Keep your dressing dry at all times and do not shower or expose your access site to water without approval from your doctor. Do not remove the dressing covering your access site, since this could expose your healing wound to bacteria and increase the risk for infection. A vascular specialist will remove the dressing for you at your next appointment.

Continue taking stool softeners for three to four days following your PD catheter placement to avoid constipation. This is especially important if you are taking prescription painkillers since these medications can worsen constipation. (iii)

Contact your doctor immediately if you experience warmth, swelling, redness, or discharge at the access site. These signs can indicate a possible PD catheter infection.

Caring for your PD Catheter

Caring for your catheter is extremely important following its placement since PD is linked to a high risk for infection at the catheter exit site, in the tunnel for the catheter, and in the peritoneum. (iv) This type of abdominal infection is known as peritonitis. (v)

Follow these rules for PD catheter care to reduce your risk for peritonitis:

  • Wash your hands thoroughly with soap and water before and after handling your catheter.
  • Clean your access site every day to eliminate bacteria.
  • Store your dialysis supplies in a clean, dry, and cool place.
  • Perform dialysis in clean, dry places that are well lit to reduce contamination risk.
  • Wear a surgical mask each time you open the end caps of your PD catheter.
  • Thoroughly inspect every bag of solution for signs of cloudiness and contamination before use.
  • Avoid wearing tight, restrictive clothing and belts near the access site. (vi)
  • Keep sharp objects like scissors away from your catheter at all times.
  • Keep the catheter taped against your skin to prevent it from catching on clothing and other objects.

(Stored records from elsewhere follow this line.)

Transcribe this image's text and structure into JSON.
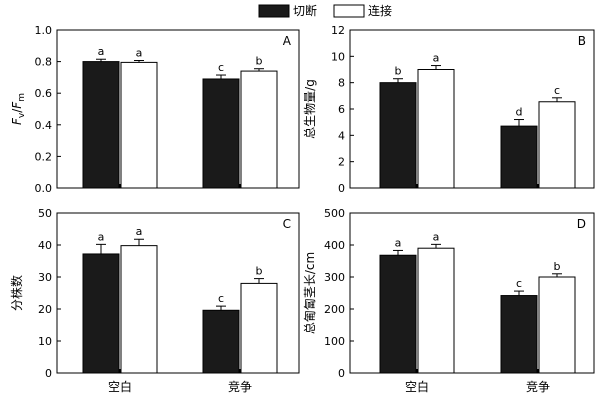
{
  "legend": {
    "items": [
      {
        "label": "切断",
        "fill": "#1a1a1a"
      },
      {
        "label": "连接",
        "fill": "#ffffff"
      }
    ]
  },
  "x_categories": [
    "空白",
    "竞争"
  ],
  "chart_data": [
    {
      "type": "bar",
      "panel": "A",
      "ylabel_parts": [
        {
          "text": "F",
          "italic": true
        },
        {
          "text": "v",
          "sub": true
        },
        {
          "text": "/",
          "italic": false
        },
        {
          "text": "F",
          "italic": true
        },
        {
          "text": "m",
          "sub": true
        }
      ],
      "ylim": [
        0,
        1.0
      ],
      "yticks": [
        0.0,
        0.2,
        0.4,
        0.6,
        0.8,
        1.0
      ],
      "ytick_labels": [
        "0.0",
        "0.2",
        "0.4",
        "0.6",
        "0.8",
        "1.0"
      ],
      "categories": [
        "空白",
        "竞争"
      ],
      "series": [
        {
          "name": "切断",
          "values": [
            0.8,
            0.69
          ],
          "errors": [
            0.015,
            0.025
          ],
          "labels": [
            "a",
            "c"
          ]
        },
        {
          "name": "连接",
          "values": [
            0.795,
            0.74
          ],
          "errors": [
            0.012,
            0.015
          ],
          "labels": [
            "a",
            "b"
          ]
        }
      ]
    },
    {
      "type": "bar",
      "panel": "B",
      "ylabel": "总生物量/g",
      "ylim": [
        0,
        12
      ],
      "yticks": [
        0,
        2,
        4,
        6,
        8,
        10,
        12
      ],
      "ytick_labels": [
        "0",
        "2",
        "4",
        "6",
        "8",
        "10",
        "12"
      ],
      "categories": [
        "空白",
        "竞争"
      ],
      "series": [
        {
          "name": "切断",
          "values": [
            8.0,
            4.7
          ],
          "errors": [
            0.3,
            0.5
          ],
          "labels": [
            "b",
            "d"
          ]
        },
        {
          "name": "连接",
          "values": [
            9.0,
            6.55
          ],
          "errors": [
            0.3,
            0.3
          ],
          "labels": [
            "a",
            "c"
          ]
        }
      ]
    },
    {
      "type": "bar",
      "panel": "C",
      "ylabel": "分株数",
      "ylim": [
        0,
        50
      ],
      "yticks": [
        0,
        10,
        20,
        30,
        40,
        50
      ],
      "ytick_labels": [
        "0",
        "10",
        "20",
        "30",
        "40",
        "50"
      ],
      "categories": [
        "空白",
        "竞争"
      ],
      "series": [
        {
          "name": "切断",
          "values": [
            37.2,
            19.6
          ],
          "errors": [
            3.0,
            1.3
          ],
          "labels": [
            "a",
            "c"
          ]
        },
        {
          "name": "连接",
          "values": [
            39.8,
            28.0
          ],
          "errors": [
            2.0,
            1.5
          ],
          "labels": [
            "a",
            "b"
          ]
        }
      ]
    },
    {
      "type": "bar",
      "panel": "D",
      "ylabel": "总匍匐茎长/cm",
      "ylim": [
        0,
        500
      ],
      "yticks": [
        0,
        100,
        200,
        300,
        400,
        500
      ],
      "ytick_labels": [
        "0",
        "100",
        "200",
        "300",
        "400",
        "500"
      ],
      "categories": [
        "空白",
        "竞争"
      ],
      "series": [
        {
          "name": "切断",
          "values": [
            368,
            242
          ],
          "errors": [
            15,
            14
          ],
          "labels": [
            "a",
            "c"
          ]
        },
        {
          "name": "连接",
          "values": [
            390,
            300
          ],
          "errors": [
            12,
            10
          ],
          "labels": [
            "a",
            "b"
          ]
        }
      ]
    }
  ]
}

Don’t hesitate to ask your vascular specialist for help and guidance with using and caring for your PD catheter. Proper catheter care can prolong the life of your catheter and help you stay healthy for as long as you need PD.

Questions to Ask About PD Catheter Placement

  • How long will PD catheter placement take?
  • How soon can I resume bathing, showering, and swimming after my procedure?
  • Which stool softeners do you recommend I take before and after my procedure?
  • How long will it take for me to heal from this procedure?
  • How long does the PD catheter need to stay inside me?
  • How is a PD catheter removed?
  • Which activities should I avoid while the PD catheter is in place?
  • What are the most obvious signs of infection around the exit site?

Azura Vascular Care offers a range of dialysis access care procedures and is devoted to helping you fully understand caring for your dialysis access.


(i) Al-Hwiesh, A. K. (2014, March – April). Percutaneous peritoneal dialysis catheter insertion by a nephrologist: A new, simple, and safe technique. Peritoneal Dialysis International. 34(2): 204–211.
(ii) Burkart, J. M. (2018, March 12). Patient education: Peritoneal dialysis (beyond the basics). UpToDate. Retrieved February 14, 2018, from https://www.uptodate.com/contents/peritoneal-dialysis-beyond-the-basics.
(iii) UC School of Medicine Department of Surgery. (n.d.). Peritoneal dialysis catheter placement. Retrieved February 14, 2018, from http://www.ucdenver.edu/academics/colleges/medicalschool/departments/surgery/divisions/transplant/Types-of-Surgery/Dialysis-Access/Pages/Peritoneal-Dialysis.aspx.
(iv) Akoh, J. A. (2012). Peritoneal dialysis associated infections: An update on diagnosis and management. World Journal of Nephrology, 1(4), 106-122.